Après avoir estimé que le pays est en difficulté face à la Covid-19 : L’OMS réctifie son évaluation sur l’Algérie


L’OMS cite l’Algérie comme un exemple à suivre par les zones à incidence élevée.

Le bureau régional de l’OMS pour l’Afrique corrige son appréciation vis-à-vis de l’Algérie sur la situation épidémique de la Covid-19 après avoir déclaré par la voix de la directrice régionale, le Dr Matshidiso Rebecca Moeti, lors d’un point de presse par vidéo au siège de l’organisation, à Genève : «Avant que nous ayons accès à un vaccin efficace, je crains que nous devions vivre avec une hausse constante dans la région, avec des foyers à gérer dans de nombreux pays, comme c’est le cas actuellement en Afrique du Sud, en Algérie et au Cameroun, qui nécessitent de très fortes mesures de santé publique.» Et de signaler : «Plus de 70% des décès sont enregistrés dans seulement cinq pays : Afrique du Sud, Algérie, Nigeria, Egypte et Soudan.»

Et ce, en réponse au comité scientifique du suivi de l’évolution de l’épidémie qui avait réagi énergiquement, vendredi dernier, contre les assertions de la représentante de l’OMS. Le comité scientifique a exprimé son «étonnement sur les conclusions de l’organisation onusienne», qualifiant sa position de «dépassement de ses prérogatives, qui pourrait être mû par des considérations sélectives, rejetées dans le fond et la forme».

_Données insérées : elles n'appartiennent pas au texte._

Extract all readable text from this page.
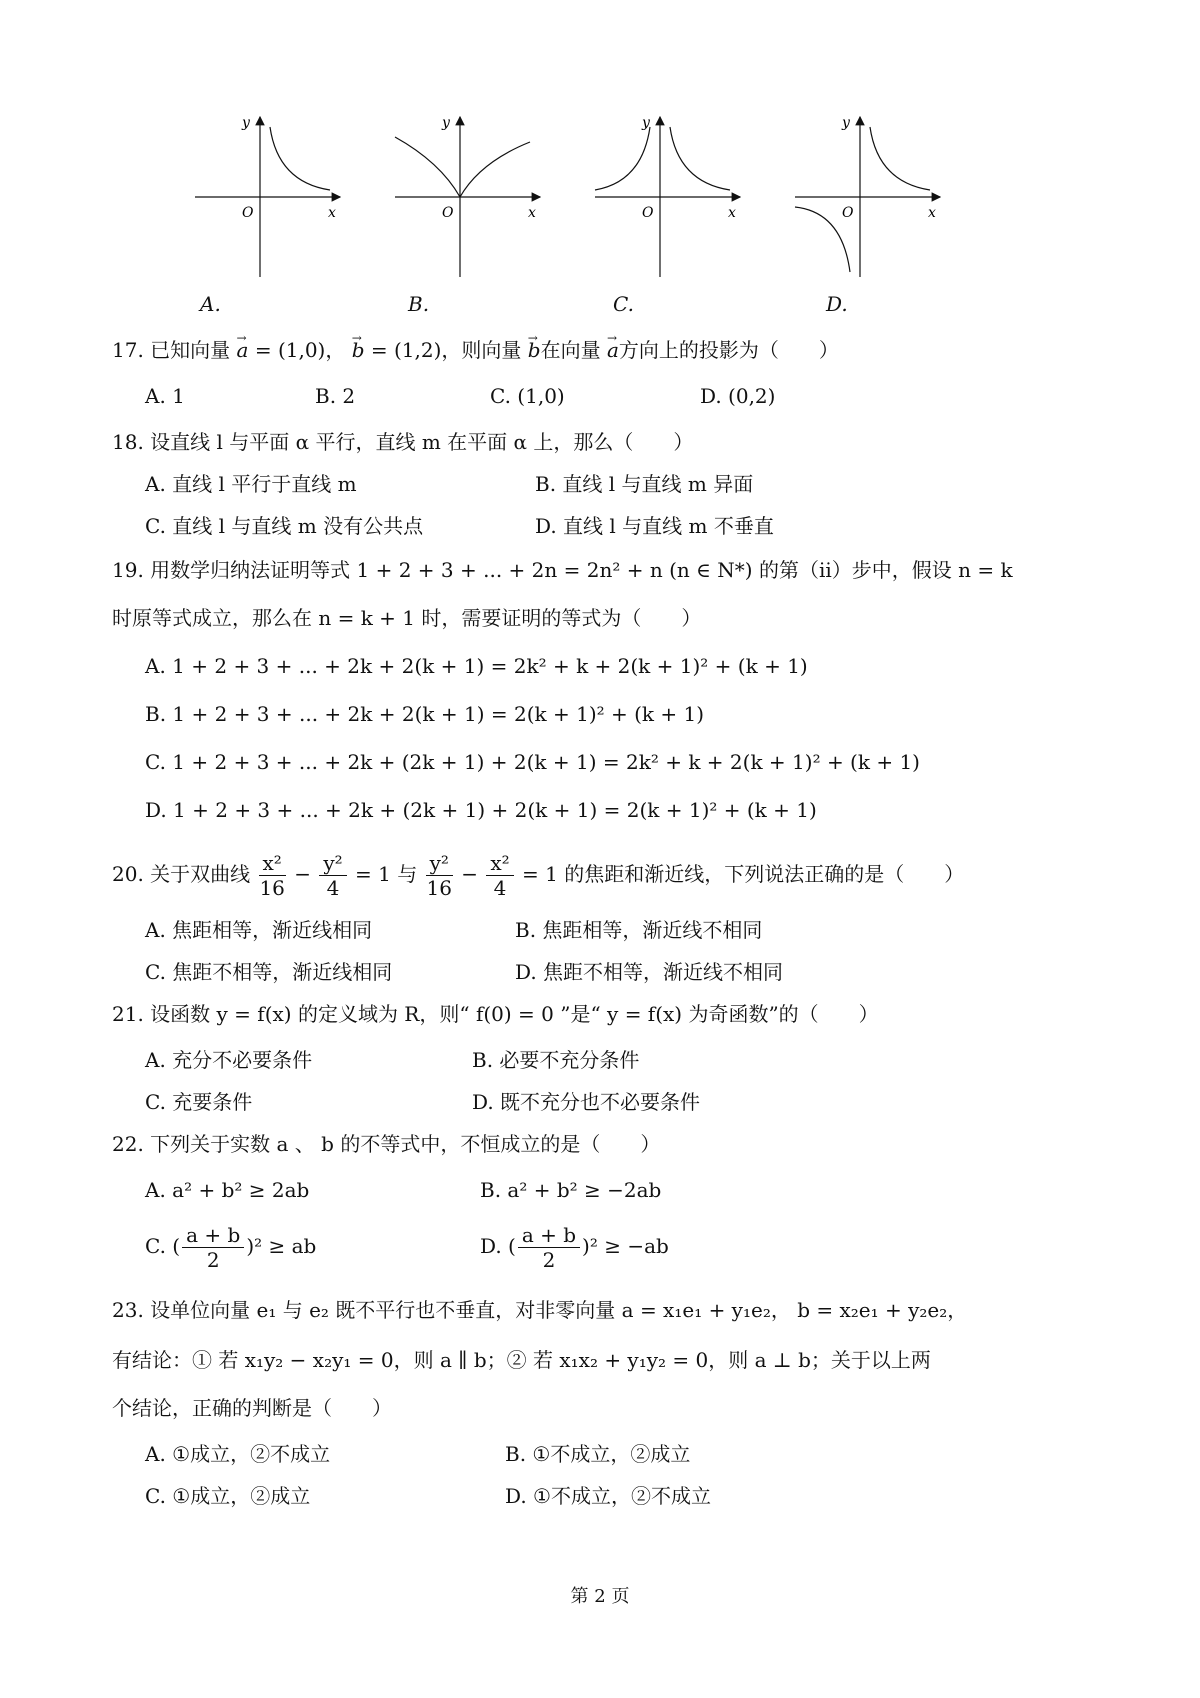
y
x
O
y
x
O
y
x
O
y
x
O
A.	B.	C.	D.
17. 已知向量 → a = (1,0)， → b = (1,2)，则向量 → b在向量 → a方向上的投影为（　　）
A. 1	B. 2	C. (1,0)	D. (0,2)
18. 设直线 l 与平面 α 平行，直线 m 在平面 α 上，那么（　　）
A. 直线 l 平行于直线 m	B. 直线 l 与直线 m 异面
C. 直线 l 与直线 m 没有公共点	D. 直线 l 与直线 m 不垂直
19. 用数学归纳法证明等式 1 + 2 + 3 + ... + 2n = 2n² + n (n ∈ N*) 的第（ii）步中，假设 n = k
时原等式成立，那么在 n = k + 1 时，需要证明的等式为（　　）
A. 1 + 2 + 3 + ... + 2k + 2(k + 1) = 2k² + k + 2(k + 1)² + (k + 1)
B. 1 + 2 + 3 + ... + 2k + 2(k + 1) = 2(k + 1)² + (k + 1)
C. 1 + 2 + 3 + ... + 2k + (2k + 1) + 2(k + 1) = 2k² + k + 2(k + 1)² + (k + 1)
D. 1 + 2 + 3 + ... + 2k + (2k + 1) + 2(k + 1) = 2(k + 1)² + (k + 1)
20. 关于双曲线 $\frac{\text{x²}}{16} - \frac{\text{y²}}{4} = 1$ 与 $\frac{\text{y²}}{16} - \frac{\text{x²}}{4} = 1$ 的焦距和渐近线，下列说法正确的是（　　）
A. 焦距相等，渐近线相同	B. 焦距相等，渐近线不相同
C. 焦距不相等，渐近线相同	D. 焦距不相等，渐近线不相同
21. 设函数 y = f(x) 的定义域为 R，则“ f(0) = 0 ”是“ y = f(x) 为奇函数”的（　　）
A. 充分不必要条件	B. 必要不充分条件
C. 充要条件	D. 既不充分也不必要条件
22. 下列关于实数 a 、 b 的不等式中，不恒成立的是（　　）
A. a² + b² ≥ 2ab	B. a² + b² ≥ −2ab
C. ( $\frac{a + b}{2} )^2$ ≥ ab	D. ( $\frac{a + b}{2} )^2 \ge -ab$
23. 设单位向量 e₁ 与 e₂ 既不平行也不垂直，对非零向量 a = x₁e₁ + y₁e₂， b = x₂e₁ + y₂e₂，
有结论：① 若 x₁y₂ − x₂y₁ = 0，则 a ∥ b；② 若 x₁x₂ + y₁y₂ = 0，则 a ⊥ b；关于以上两
个结论，正确的判断是（　　）
A. ①成立，②不成立	B. ①不成立，②成立
C. ①成立，②成立	D. ①不成立，②不成立
第 2 页
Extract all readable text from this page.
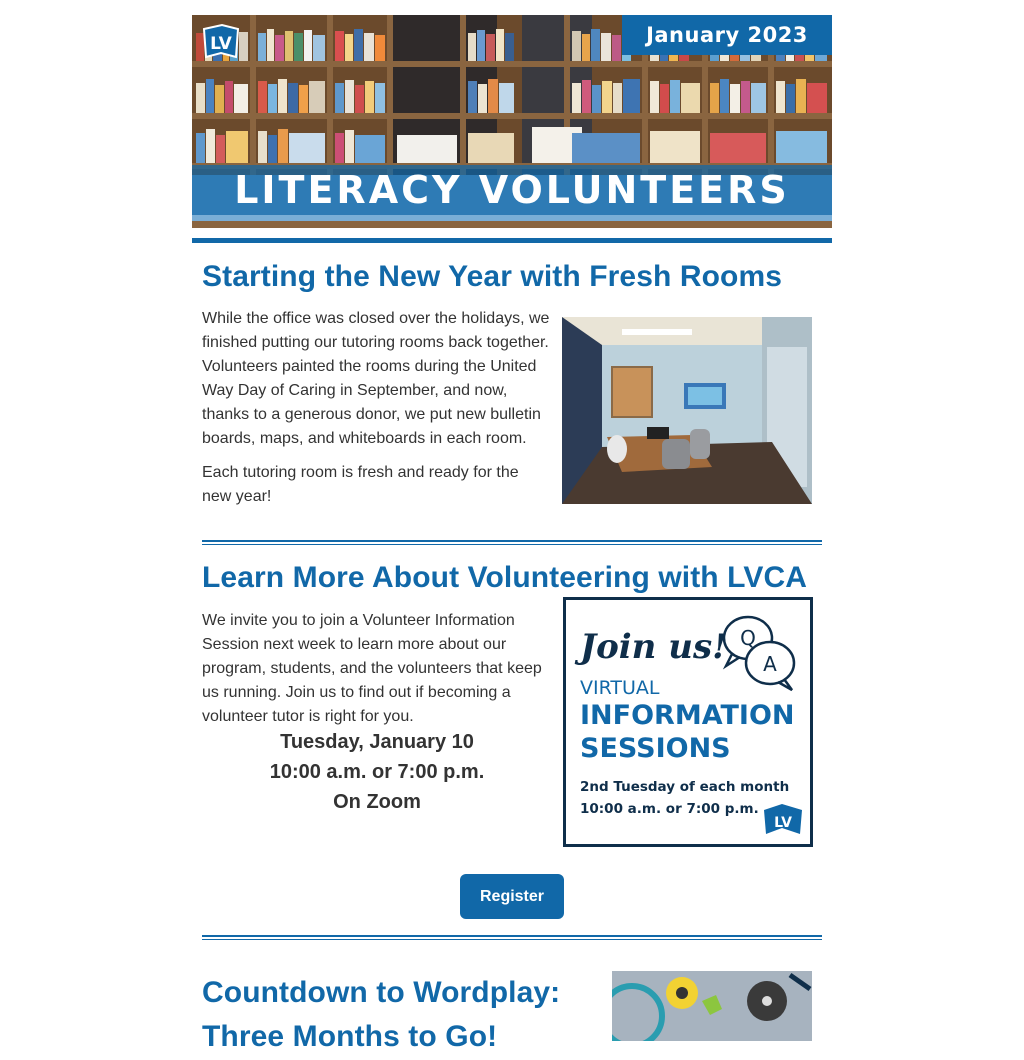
LV	January 2023
LITERACY VOLUNTEERS
Starting the New Year with Fresh Rooms

While the office was closed over the holidays, we finished putting our tutoring rooms back together. Volunteers painted the rooms during the United Way Day of Caring in September, and now, thanks to a generous donor, we put new bulletin boards, maps, and whiteboards in each room.

Each tutoring room is fresh and ready for the new year!

Learn More About Volunteering with LVCA

We invite you to join a Volunteer Information Session next week to learn more about our program, students, and the volunteers that keep us running. Join us to find out if becoming a volunteer tutor is right for you.

Tuesday, January 10
10:00 a.m. or 7:00 p.m.
On Zoom
Join us! Q
A
VIRTUAL
INFORMATION
SESSIONS
2nd Tuesday of each month
10:00 a.m. or 7:00 p.m.
LV
Register
Countdown to Wordplay:
Three Months to Go!
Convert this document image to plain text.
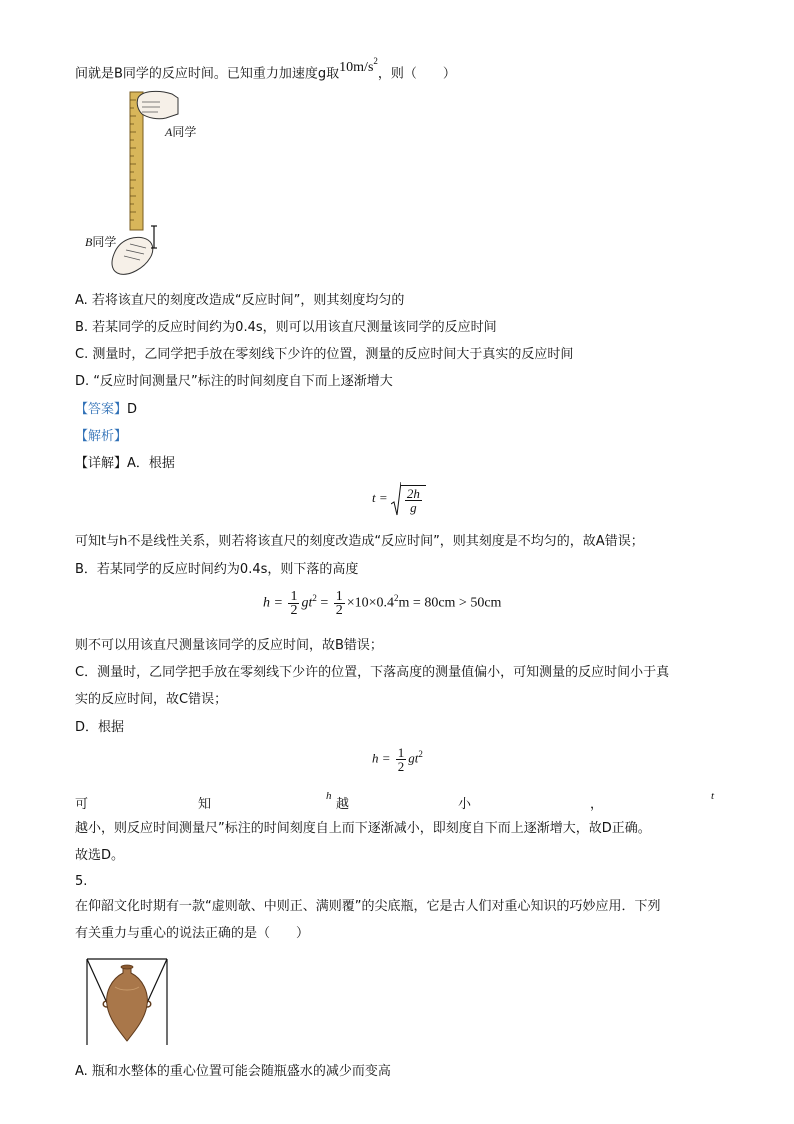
间就是B同学的反应时间。已知重力加速度g取$10m/s^2$，则（　　）
A同学
B同学
A. 若将该直尺的刻度改造成“反应时间”，则其刻度均匀的
B. 若某同学的反应时间约为0.4s，则可以用该直尺测量该同学的反应时间
C. 测量时，乙同学把手放在零刻线下少许的位置，测量的反应时间大于真实的反应时间
D. “反应时间测量尺”标注的时间刻度自下而上逐渐增大
【答案】D
【解析】
【详解】A．根据
$t = \frac{2h}{g}$
可知t与h不是线性关系，则若将该直尺的刻度改造成“反应时间”，则其刻度是不均匀的，故A错误；
B．若某同学的反应时间约为0.4s，则下落的高度
$h = \frac{1}{2} gt^2 = \frac{1}{2} \times 10\times 0.4^2m = 80cm > 50cm$
则不可以用该直尺测量该同学的反应时间，故B错误；
C．测量时，乙同学把手放在零刻线下少许的位置，下落高度的测量值偏小，可知测量的反应时间小于真
实的反应时间，故C错误；
D．根据
$h = \frac{1}{2} gt^2$
可	知
h
越	小	，
t
越小，则反应时间测量尺”标注的时间刻度自上而下逐渐减小，即刻度自下而上逐渐增大，故D正确。
故选D。
5.
在仰韶文化时期有一款“虚则欹、中则正、满则覆”的尖底瓶，它是古人们对重心知识的巧妙应用．下列
有关重力与重心的说法正确的是（　　）
A. 瓶和水整体的重心位置可能会随瓶盛水的减少而变高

Dans un communiqué parvenu à notre rédaction, le bureau régional de l’Oms Afrique indique que «depuis le 25 février 2020, date à laquelle l’Algérie a signalé son premier cas de Covid-19 dans la région africaine de l’Organisation mondiale de la santé, l’OMS soutient les efforts de réponse déployés par les autorités sanitaires» et de préciser qu’à la question sur les perspectives actuelles de la pandémie régionale de Covid-19, le Dr Moeti a indiqué lors d’un point de presse que «la région connaît une augmentation constante des cas de Covid-19 et qu’un certain nombre de pays, dont l’Algérie, gèrent les zones à incidence élevée en prenant des mesures de santé publique fortes».

Plus précisément, le Dr Moeti a mentionné : «…quelques zones à incidence élevée devant être gérées dans un certain nombre de pays, comme c’est le cas actuellement en Afrique du Sud, en Algérie, au Cameroun par exemple», précise la même source, soulignant que «les remarques de la directrice régionale ont été mal interprétées par certains médias, qui les ont assimilées à une identification de l’Algérie comme étant une zone à incidence élevée dans la région.

En fait, le Dr Moeti a fait référence à l’Algérie comme étant un exemple à suivre de pays qui gère des zones à incidence élevée, comme le font un certain nombre d’autres pays», corrige le communiqué.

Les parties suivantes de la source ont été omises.